A situação deve ficar ainda mais difícil no Senado após a saída do líder do governo Fernando Bezerra (MDB-PE) no fim de 2021. O clima se complicou para o governo devido à forma como o senador saiu, após uma derrota acachapante na eleição para conselheiro do TCU (Tribunal de Contas da União). O governo ainda não conseguiu definir uma nova liderança. No fim do ano passado, o senador Flávio Bolsonaro (PL-RJ), filho do presidente, defendeu a ideia de que o mandatário precisaria escolher um novo líder ainda em 2021, para que pudesse começar as articulações no início deste ano.
O governo, entretanto, segue sem liderança no Senado. Tendo em vista que as Casas trabalham de forma conjunta, é ineficaz aprovar uma matéria na Câmara e não conseguir passá-la no Senado. Apesar do cenário, Barros afirma que o governo está correto ao esperar o fim do recesso, com o posicionamento de partidos, para “equacionar uma solução dentro do contexto político que seja adequada”.
“Escolher o partido certo do novo líder, escolher o perfil certo do novo líder, que vai depender do alinhamento das forças para a eleição. A conjuntura política é ampla, é preciso ter a visão do conjunto para poder avançar”, disse.
Outras pautas prioritárias
Além das matérias tidas como de costumes, o governo tem como prioridade assuntos criticados por especialistas e organizações da sociedade civil. O líder do governo citou os projetos de licenciamento ambiental e regularização fundiária. Esse último foi aprovado na Câmara em agosto do ano passado e, agora, está no Senado. O projeto foi apelidado de PL da Grilagem, quando regulariza a ocupação indevida de terras públicas, inclusive de áreas visadas como a Amazônia.
Já o projeto sobre licenciamento ambiental altera processos, facilitando-os em alguns casos ao dispensar o licenciamento para várias atividades e obras (como postos de combustíveis e pontes), questão criticada por ambientalistas. Ambos os projetos já foram citados em carta enviada por parlamentares alemães ao Congresso, apontando receio de que as matérias que flexibilizam regras de proteção ao meio ambiente sejam aprovadas.
Barros também citou como matérias prioritárias a modernização do setor elétrico e a redução do valor mínimo das PPPs (parcerias público-privadas). “Essas pautas são as pautas que estão tramitando já, maioria está no Senado, estamos esperando voltar para resolver. Defensivos agrícolas também são uma matéria importante”, pontuou.

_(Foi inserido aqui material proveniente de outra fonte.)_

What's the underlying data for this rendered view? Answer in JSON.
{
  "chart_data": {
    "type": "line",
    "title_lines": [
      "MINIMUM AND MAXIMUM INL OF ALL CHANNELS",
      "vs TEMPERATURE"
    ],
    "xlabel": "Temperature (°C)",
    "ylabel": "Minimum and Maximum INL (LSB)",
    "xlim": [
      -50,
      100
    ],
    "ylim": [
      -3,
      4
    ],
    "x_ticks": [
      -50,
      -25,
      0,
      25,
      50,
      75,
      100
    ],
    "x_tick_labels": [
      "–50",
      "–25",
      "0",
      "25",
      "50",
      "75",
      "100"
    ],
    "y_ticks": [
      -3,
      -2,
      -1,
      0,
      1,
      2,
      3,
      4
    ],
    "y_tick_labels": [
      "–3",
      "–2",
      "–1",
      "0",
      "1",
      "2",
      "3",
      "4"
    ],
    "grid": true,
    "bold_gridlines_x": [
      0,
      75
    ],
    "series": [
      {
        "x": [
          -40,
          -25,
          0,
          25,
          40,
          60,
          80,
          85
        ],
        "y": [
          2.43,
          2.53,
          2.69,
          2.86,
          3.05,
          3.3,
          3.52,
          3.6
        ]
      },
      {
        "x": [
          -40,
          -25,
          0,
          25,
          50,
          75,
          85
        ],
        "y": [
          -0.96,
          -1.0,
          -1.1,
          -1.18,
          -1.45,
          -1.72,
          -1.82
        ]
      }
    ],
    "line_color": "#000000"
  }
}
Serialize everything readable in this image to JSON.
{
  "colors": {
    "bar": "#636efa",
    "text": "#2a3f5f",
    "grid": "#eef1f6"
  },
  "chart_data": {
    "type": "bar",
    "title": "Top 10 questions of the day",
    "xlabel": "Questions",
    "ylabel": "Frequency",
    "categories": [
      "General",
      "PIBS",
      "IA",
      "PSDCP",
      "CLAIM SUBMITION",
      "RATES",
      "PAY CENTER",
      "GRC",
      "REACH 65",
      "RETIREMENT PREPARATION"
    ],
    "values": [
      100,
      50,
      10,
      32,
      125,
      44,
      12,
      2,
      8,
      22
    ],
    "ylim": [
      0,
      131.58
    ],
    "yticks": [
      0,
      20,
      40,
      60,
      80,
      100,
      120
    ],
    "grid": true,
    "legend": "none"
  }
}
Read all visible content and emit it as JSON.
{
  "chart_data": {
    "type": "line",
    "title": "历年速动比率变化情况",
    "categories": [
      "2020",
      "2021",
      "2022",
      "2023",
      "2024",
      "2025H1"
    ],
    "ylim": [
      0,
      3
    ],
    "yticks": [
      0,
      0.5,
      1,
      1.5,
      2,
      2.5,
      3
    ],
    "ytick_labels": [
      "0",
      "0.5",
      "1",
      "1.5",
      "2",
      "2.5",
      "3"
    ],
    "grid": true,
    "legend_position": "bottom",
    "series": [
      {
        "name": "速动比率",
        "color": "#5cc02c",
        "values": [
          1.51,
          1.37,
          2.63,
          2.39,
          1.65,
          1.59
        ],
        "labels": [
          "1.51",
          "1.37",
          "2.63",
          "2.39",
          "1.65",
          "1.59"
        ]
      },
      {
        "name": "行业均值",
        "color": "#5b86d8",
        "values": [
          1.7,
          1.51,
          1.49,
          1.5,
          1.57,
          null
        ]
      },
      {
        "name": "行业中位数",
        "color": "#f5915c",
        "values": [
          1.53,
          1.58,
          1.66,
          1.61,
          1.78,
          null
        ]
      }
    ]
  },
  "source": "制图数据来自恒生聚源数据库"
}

Apesar da extensa pauta, sabe-se que, em ano eleitoral, o foco dos parlamentares fica em seu estado de origem, seja na tentativa de reeleição, seja na busca de se elegerem a outros cargos. Barros garante que, ainda assim, haverá tempo para analisar projetos caros ao presidente Bolsonaro a tempo das eleições. “As convenções [partidárias] são só depois do recesso, em agosto. Tem muito chão ainda”, afirmou.